E poi, nel tragico conto dei suicidi, ci sono carabinieri, guardie giurate, migranti, detenuti.
Se ne vanno da soli, oppure trascinando con sé amati o nemici.

 

Nella lettera pubblicata su La Repubblica, il giovane gay conclude il suo messaggio scrivendo “chiediamo solo di esistere” e io lo ringrazio per questo suo atto di coraggio, per aver fatto coming out di sé e della sua condizione ma, perché questa sua richiesta abbia significato e valore, questa sua richiesta a veder riconosciuto il diritto fondamentale della Persona, deve essere estesa a tutti, al Diritto della Persona.

Spesso sentiamo invocare quanto i Padri fondatori della Repubblica italiana hanno scritto negli articoli della nostra Costituzione, in special modo il “diritto al lavoro” riportato all’articolo 1: L'Italia è una Repubblica democratica, fondata sul lavoro.
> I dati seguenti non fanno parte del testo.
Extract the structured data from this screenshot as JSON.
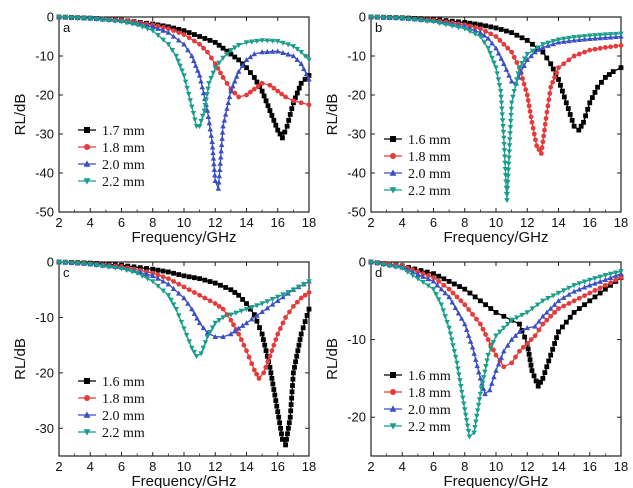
{
  "chart_data": [
    {
      "panel": "a",
      "type": "line",
      "xlabel": "Frequency/GHz",
      "ylabel": "RL/dB",
      "xlim": [
        2,
        18
      ],
      "ylim": [
        -50,
        0
      ],
      "xticks": [
        "2",
        "4",
        "6",
        "8",
        "10",
        "12",
        "14",
        "16",
        "18"
      ],
      "yticks": [
        "0",
        "-10",
        "-20",
        "-30",
        "-40",
        "-50"
      ],
      "legend_position": "bottom-left",
      "series": [
        {
          "name": "1.7 mm",
          "color": "#000000",
          "marker": "square",
          "x": [
            2,
            4,
            6,
            8,
            9,
            10,
            11,
            12,
            12.5,
            13,
            13.5,
            14,
            14.5,
            15,
            15.5,
            16,
            16.3,
            16.6,
            17,
            17.5,
            18
          ],
          "y": [
            0,
            -0.3,
            -0.8,
            -1.8,
            -2.5,
            -3.5,
            -5,
            -6.5,
            -8,
            -9.5,
            -11,
            -13,
            -15.5,
            -19,
            -24,
            -29,
            -31,
            -28,
            -22,
            -17,
            -15
          ]
        },
        {
          "name": "1.8 mm",
          "color": "#e53b3b",
          "marker": "circle",
          "x": [
            2,
            4,
            6,
            8,
            9,
            10,
            11,
            11.5,
            12,
            12.5,
            13,
            13.5,
            14,
            14.5,
            15,
            15.5,
            16,
            16.5,
            17,
            17.5,
            18
          ],
          "y": [
            0,
            -0.3,
            -0.8,
            -2,
            -3,
            -4.5,
            -7,
            -9,
            -12,
            -15.5,
            -18.5,
            -20.5,
            -20,
            -18.5,
            -17,
            -17.5,
            -19,
            -20.5,
            -21.5,
            -22,
            -22.5
          ]
        },
        {
          "name": "2.0 mm",
          "color": "#3a4fc4",
          "marker": "triangle-up",
          "x": [
            2,
            4,
            6,
            8,
            9,
            10,
            10.5,
            11,
            11.5,
            11.8,
            12,
            12.2,
            12.5,
            13,
            13.5,
            14,
            14.5,
            15,
            16,
            17,
            17.5,
            18
          ],
          "y": [
            0,
            -0.3,
            -1,
            -2.5,
            -4,
            -7,
            -10,
            -15,
            -24,
            -32,
            -42,
            -44,
            -28,
            -19,
            -14,
            -11,
            -9.5,
            -9,
            -8.8,
            -10,
            -12,
            -16
          ]
        },
        {
          "name": "2.2 mm",
          "color": "#1a9e8c",
          "marker": "triangle-down",
          "x": [
            2,
            4,
            6,
            7,
            8,
            9,
            9.5,
            10,
            10.5,
            10.8,
            11,
            11.3,
            11.6,
            12,
            12.5,
            13,
            13.5,
            14,
            15,
            16,
            17,
            17.5,
            18
          ],
          "y": [
            0,
            -0.4,
            -1.2,
            -2,
            -3.5,
            -7,
            -10,
            -15,
            -23,
            -28,
            -28,
            -24,
            -17,
            -13,
            -10.5,
            -8.5,
            -7.2,
            -6.5,
            -6,
            -6.2,
            -7.5,
            -9,
            -11
          ]
        }
      ]
    },
    {
      "panel": "b",
      "type": "line",
      "xlabel": "Frequency/GHz",
      "ylabel": "RL/dB",
      "xlim": [
        2,
        18
      ],
      "ylim": [
        -50,
        0
      ],
      "xticks": [
        "2",
        "4",
        "6",
        "8",
        "10",
        "12",
        "14",
        "16",
        "18"
      ],
      "yticks": [
        "0",
        "-10",
        "-20",
        "-30",
        "-40",
        "-50"
      ],
      "legend_position": "bottom-left",
      "series": [
        {
          "name": "1.6 mm",
          "color": "#000000",
          "marker": "square",
          "x": [
            2,
            4,
            6,
            8,
            9,
            10,
            11,
            12,
            13,
            13.5,
            14,
            14.5,
            15,
            15.3,
            15.6,
            16,
            16.5,
            17,
            17.5,
            18
          ],
          "y": [
            0,
            -0.2,
            -0.6,
            -1.4,
            -2,
            -2.8,
            -4,
            -6,
            -9,
            -12,
            -16,
            -22,
            -28,
            -29,
            -27,
            -22,
            -18,
            -15.5,
            -14,
            -13
          ]
        },
        {
          "name": "1.8 mm",
          "color": "#e53b3b",
          "marker": "circle",
          "x": [
            2,
            4,
            6,
            8,
            9,
            10,
            11,
            11.5,
            12,
            12.3,
            12.6,
            12.9,
            13.2,
            13.5,
            14,
            15,
            16,
            17,
            18
          ],
          "y": [
            0,
            -0.3,
            -0.8,
            -2,
            -3,
            -5,
            -9,
            -13,
            -20,
            -27,
            -33,
            -35,
            -26,
            -18,
            -13,
            -10,
            -8.5,
            -7.8,
            -7.3
          ]
        },
        {
          "name": "2.0 mm",
          "color": "#3a4fc4",
          "marker": "triangle-up",
          "x": [
            2,
            4,
            6,
            8,
            9,
            9.5,
            10,
            10.5,
            11,
            11.3,
            11.6,
            12,
            12.5,
            13,
            14,
            15,
            16,
            17,
            18
          ],
          "y": [
            0,
            -0.3,
            -1,
            -2.5,
            -4,
            -5.5,
            -8,
            -12,
            -16.5,
            -17,
            -14,
            -11,
            -9,
            -7.8,
            -6.5,
            -6,
            -5.6,
            -5.3,
            -5
          ]
        },
        {
          "name": "2.2 mm",
          "color": "#1a9e8c",
          "marker": "triangle-down",
          "x": [
            2,
            4,
            6,
            8,
            9,
            9.5,
            10,
            10.3,
            10.5,
            10.7,
            11,
            11.5,
            12,
            13,
            14,
            15,
            16,
            17,
            18
          ],
          "y": [
            0,
            -0.3,
            -1.2,
            -3,
            -5,
            -8,
            -13,
            -19,
            -31,
            -47,
            -22,
            -13,
            -9.5,
            -7,
            -5.8,
            -5.2,
            -4.8,
            -4.5,
            -4.3
          ]
        }
      ]
    },
    {
      "panel": "c",
      "type": "line",
      "xlabel": "Frequency/GHz",
      "ylabel": "RL/dB",
      "xlim": [
        2,
        18
      ],
      "ylim": [
        -35,
        0
      ],
      "xticks": [
        "2",
        "4",
        "6",
        "8",
        "10",
        "12",
        "14",
        "16",
        "18"
      ],
      "yticks": [
        "0",
        "-10",
        "-20",
        "-30"
      ],
      "legend_position": "bottom-left",
      "series": [
        {
          "name": "1.6 mm",
          "color": "#000000",
          "marker": "square",
          "x": [
            2,
            4,
            6,
            8,
            9,
            10,
            11,
            12,
            13,
            13.5,
            14,
            14.5,
            15,
            15.5,
            16,
            16.3,
            16.5,
            16.8,
            17,
            17.5,
            18
          ],
          "y": [
            0,
            -0.2,
            -0.6,
            -1.3,
            -1.8,
            -2.5,
            -3,
            -3.8,
            -5,
            -6,
            -7.5,
            -9.5,
            -13,
            -19,
            -27,
            -32,
            -33,
            -28,
            -20,
            -13,
            -8.5
          ]
        },
        {
          "name": "1.8 mm",
          "color": "#e53b3b",
          "marker": "circle",
          "x": [
            2,
            4,
            6,
            8,
            9,
            10,
            11,
            12,
            12.5,
            13,
            13.5,
            14,
            14.5,
            14.8,
            15.1,
            15.5,
            16,
            16.5,
            17,
            17.5,
            18
          ],
          "y": [
            0,
            -0.3,
            -0.8,
            -2,
            -3,
            -4.5,
            -6,
            -7.5,
            -8.5,
            -10.5,
            -13,
            -16,
            -19.5,
            -21,
            -20,
            -17,
            -13,
            -10,
            -8,
            -6.5,
            -5.5
          ]
        },
        {
          "name": "2.0 mm",
          "color": "#3a4fc4",
          "marker": "triangle-up",
          "x": [
            2,
            4,
            6,
            8,
            9,
            10,
            10.5,
            11,
            11.5,
            12,
            12.5,
            13,
            13.5,
            14,
            15,
            16,
            17,
            18
          ],
          "y": [
            0,
            -0.4,
            -1,
            -2.5,
            -4,
            -6.5,
            -8.5,
            -11,
            -12.8,
            -13.5,
            -13.5,
            -13,
            -12,
            -11,
            -9,
            -7,
            -5,
            -3.5
          ]
        },
        {
          "name": "2.2 mm",
          "color": "#1a9e8c",
          "marker": "triangle-down",
          "x": [
            2,
            4,
            6,
            7,
            8,
            9,
            9.5,
            10,
            10.5,
            10.8,
            11.1,
            11.5,
            12,
            12.5,
            13,
            14,
            15,
            16,
            17,
            18
          ],
          "y": [
            0,
            -0.4,
            -1.2,
            -2,
            -3.5,
            -6,
            -8.5,
            -12,
            -15.5,
            -17,
            -16.5,
            -13.5,
            -11,
            -10,
            -9.5,
            -8.5,
            -7.5,
            -6.3,
            -5,
            -3.5
          ]
        }
      ]
    },
    {
      "panel": "d",
      "type": "line",
      "xlabel": "Frequency/GHz",
      "ylabel": "RL/dB",
      "xlim": [
        2,
        18
      ],
      "ylim": [
        -25,
        0
      ],
      "xticks": [
        "2",
        "4",
        "6",
        "8",
        "10",
        "12",
        "14",
        "16",
        "18"
      ],
      "yticks": [
        "0",
        "-10",
        "-20"
      ],
      "legend_position": "bottom-left",
      "series": [
        {
          "name": "1.6 mm",
          "color": "#000000",
          "marker": "square",
          "x": [
            2,
            4,
            6,
            8,
            9,
            10,
            10.5,
            11,
            11.5,
            12,
            12.3,
            12.7,
            13,
            13.5,
            14,
            15,
            16,
            17,
            18
          ],
          "y": [
            0,
            -0.5,
            -1.5,
            -3.5,
            -5,
            -6.5,
            -7,
            -7.5,
            -8,
            -10.5,
            -14,
            -16,
            -15,
            -12,
            -9,
            -6.5,
            -5,
            -3.5,
            -2
          ]
        },
        {
          "name": "1.8 mm",
          "color": "#e53b3b",
          "marker": "circle",
          "x": [
            2,
            4,
            6,
            7,
            8,
            9,
            9.5,
            10,
            10.5,
            11,
            11.5,
            12,
            12.5,
            13,
            14,
            15,
            16,
            17,
            18
          ],
          "y": [
            0,
            -0.5,
            -2,
            -3.5,
            -5.5,
            -8,
            -10,
            -12,
            -13.5,
            -13,
            -11.5,
            -10.5,
            -9.5,
            -8,
            -6,
            -5,
            -4,
            -3,
            -2
          ]
        },
        {
          "name": "2.0 mm",
          "color": "#3a4fc4",
          "marker": "triangle-up",
          "x": [
            2,
            4,
            6,
            7,
            8,
            8.5,
            9,
            9.3,
            9.6,
            10,
            10.5,
            11,
            11.5,
            12,
            12.5,
            13,
            14,
            15,
            16,
            17,
            18
          ],
          "y": [
            0,
            -0.7,
            -2.5,
            -4.5,
            -8,
            -11,
            -15,
            -17,
            -16.5,
            -14,
            -11.5,
            -10,
            -9,
            -8.5,
            -8.3,
            -7,
            -5,
            -3.8,
            -3,
            -2.3,
            -1.5
          ]
        },
        {
          "name": "2.2 mm",
          "color": "#1a9e8c",
          "marker": "triangle-down",
          "x": [
            2,
            4,
            6,
            6.5,
            7,
            7.5,
            8,
            8.3,
            8.6,
            9,
            9.5,
            10,
            11,
            12,
            13,
            14,
            15,
            16,
            17,
            18
          ],
          "y": [
            0,
            -0.8,
            -3.5,
            -5.5,
            -8.5,
            -13,
            -19,
            -22.5,
            -22,
            -17,
            -12,
            -9.5,
            -7.5,
            -6.5,
            -5,
            -4,
            -3,
            -2.3,
            -1.7,
            -1.2
          ]
        }
      ]
    }
  ]
}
Scusatemi, ma io non sono d’accordo.

La Persona dev’essere tutelata nel suo Diritto. E non c’è un Diritto che possa prevalere su un altro.

Non vi è una possibile sperequazione sui diritti come non può esserci tra una persona e un’altra.

 

In questo tempo, il Potere economico di pochi -e la collusione con esso di politici e Mass media, di leader e ideologie- sta conducendo la specie umana sull’orlo di un abisso rendendo opzionale anche il suo diritto alla sopravvivenza.

Ma non è riducendoci a “chiedere solo di esistere” in quanto gay o migranti, o detenuti o transgender o donne o vecchi o poveri o… che possiamo sperare di ottenere il diritto a essere.

Noi dobbiamo avere chiaro che per prima cosa occorre rifiutare la logica del particolarismo.
Non esistono i diritti.

Esiste il Diritto della Persona, inalienabile inopinabile incontrovertibile, ed è di questo che dobbiamo prendere coscienza. Per questo Diritto della Persona dobbiamo scendere di nuovo in piazza, innalzare barricate, se necessario, e lottare con ogni nostra energia.

 

La catena tragica dei suicidi deve risvegliarci.

Noi non possiamo, non dobbiamo limitarci a partecipare a questo dolore –oggi di altri ma domani, chissà…- noi dobbiamo unirci nella reazione.

E reagire contro il suicidio, come contro qualsiasi atto di violenza, significa rifondare il Diritto della Persona, in ogni sua possibile declinazione.